Some knucklehead, a self-styled, cynical and hard-bitten "big city reporter," will hold us up for the nation's ridicule. It doesn't matter what his name is or what paper he writes for.
Perhaps his career is faltering, or he resents people from cities like Buffalo who follow their teams with a passion. And yes, he obligatorily trashes our community as "plain and uninteresting" in the process.
Among those admirable people whom we call the Amish, there is a wonderful custom. When they wish to compliment a neighbor in the highest manner possible, they say that he or she is "very plain." What they mean is that the person works hard, honors his or her God and country and tries to be the best person he can be, without the need to call attention to himself or seek personal or public adornment.

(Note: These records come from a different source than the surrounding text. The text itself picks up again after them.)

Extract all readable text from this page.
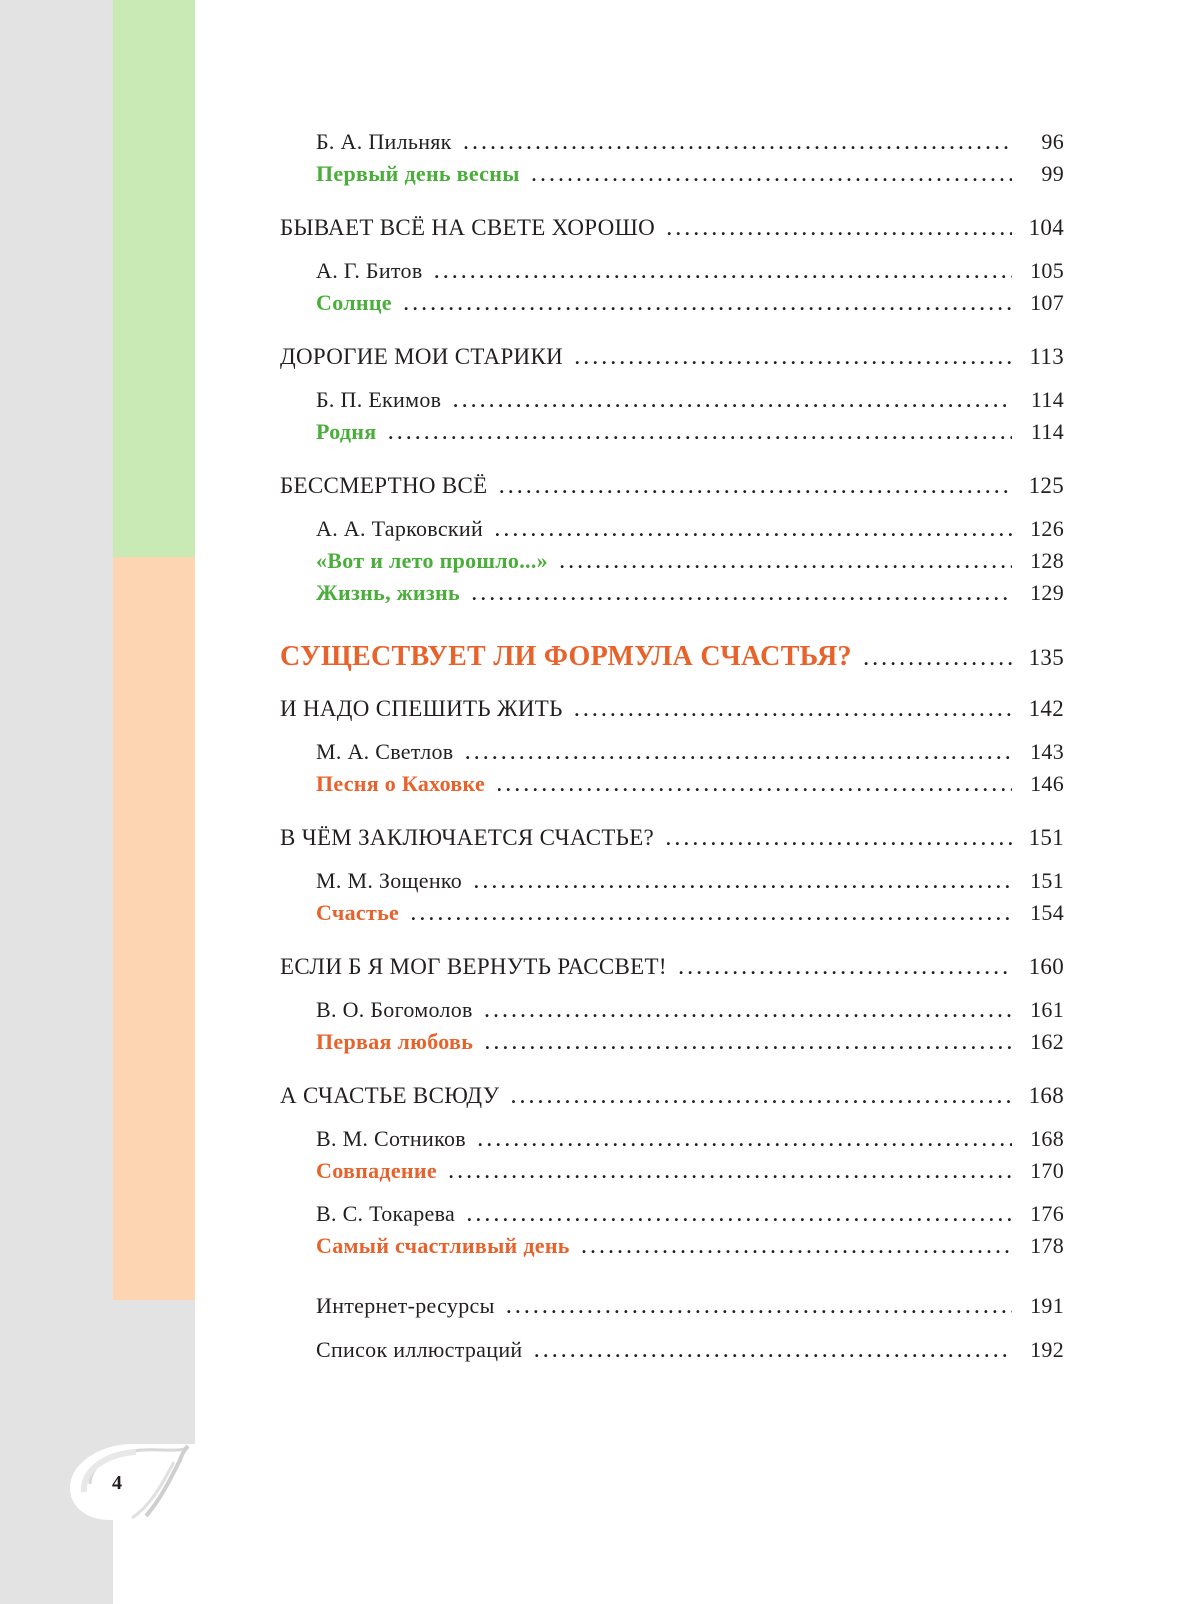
4
Б. А. Пильняк . . .	96
Первый день весны . . .	99
БЫВАЕТ ВСЁ НА СВЕТЕ ХОРОШО . . .	104
А. Г. Битов . . .	105
Солнце . . .	107
ДОРОГИЕ МОИ СТАРИКИ . . .	113
Б. П. Екимов . . .	114
Родня . . .	114
БЕССМЕРТНО ВСЁ . . .	125
А. А. Тарковский . . .	126
«Вот и лето прошло...» . . .	128
Жизнь, жизнь . . .	129
СУЩЕСТВУЕТ ЛИ ФОРМУЛА СЧАСТЬЯ? . . .	135
И НАДО СПЕШИТЬ ЖИТЬ . . .	142
М. А. Светлов . . .	143
Песня о Каховке . . .	146
В ЧЁМ ЗАКЛЮЧАЕТСЯ СЧАСТЬЕ? . . .	151
М. М. Зощенко . . .	151
Счастье . . .	154
ЕСЛИ Б Я МОГ ВЕРНУТЬ РАССВЕТ! . . .	160
В. О. Богомолов . . .	161
Первая любовь . . .	162
А СЧАСТЬЕ ВСЮДУ . . .	168
В. М. Сотников . . .	168
Совпадение . . .	170
В. С. Токарева . . .	176
Самый счастливый день . . .	178
Интернет-ресурсы . . .	191
Список иллюстраций . . .	192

When I think of this concept, I think of the many "everywhere-villes" across this great land of ours. I see and admire the small towns and the industrious farmers, the hard-working middle class and all the many others who give of themselves to their communities, their families and their country.
For it is they who are the rock upon which this nation was founded. The rugged pioneers, the faceless waves of aspiring immigrants and all of the other manifestations, emblematic of this great nation of ours, are among the "plain" people.
Thank God for them all. It was the "plain people" who stood shoulder to shoulder at Belleau Wood and Bastogne. It was the plain people who put aside the plow and the scythe to give everything they had so reporters could smugly call us "plain and featureless." Plain men and women, from working-class cities, who shed their blood in foreign lands so that all of us might enjoy the benefits that their courage bought for us.
And when one of them fell, their blood not only consecrated the ground upon which they died, but reconsecrated the ideas for which we stand and the country from which they came.
Many of them indeed are "plain and featureless." They are the corn-fed farm boys from Iowa and Nebraska, the hardy loggers from the Northwest and New England, the farmers from the Great Lakes states and the rural kids from the many Southern towns, with their musical drawls. All of these lads were plain and featureless, too, yet they are the face of America that some smart reporters find so dull.
For all of our faults, for all of our mistakes, America and its "plain people" are perhaps unique in all of history. We send the sons and daughters of our "plain people" not only to defend our own freedom, but to win it for others.
And when you walk by our national monuments in Washington, D.C., and see those 13 stripes and 50 stars flapping above them in the noonday sun, if your heart doesn't swell and your eyes mist over, then you have indeed lost the secret of who and what these "plain people" are all about.
The terms "purple mountains' majesty" and "amber waves of grain" mean something to each of us every time that we hear these words sung. They are a celebration of the "plain and featureless" among us, God bless them every one.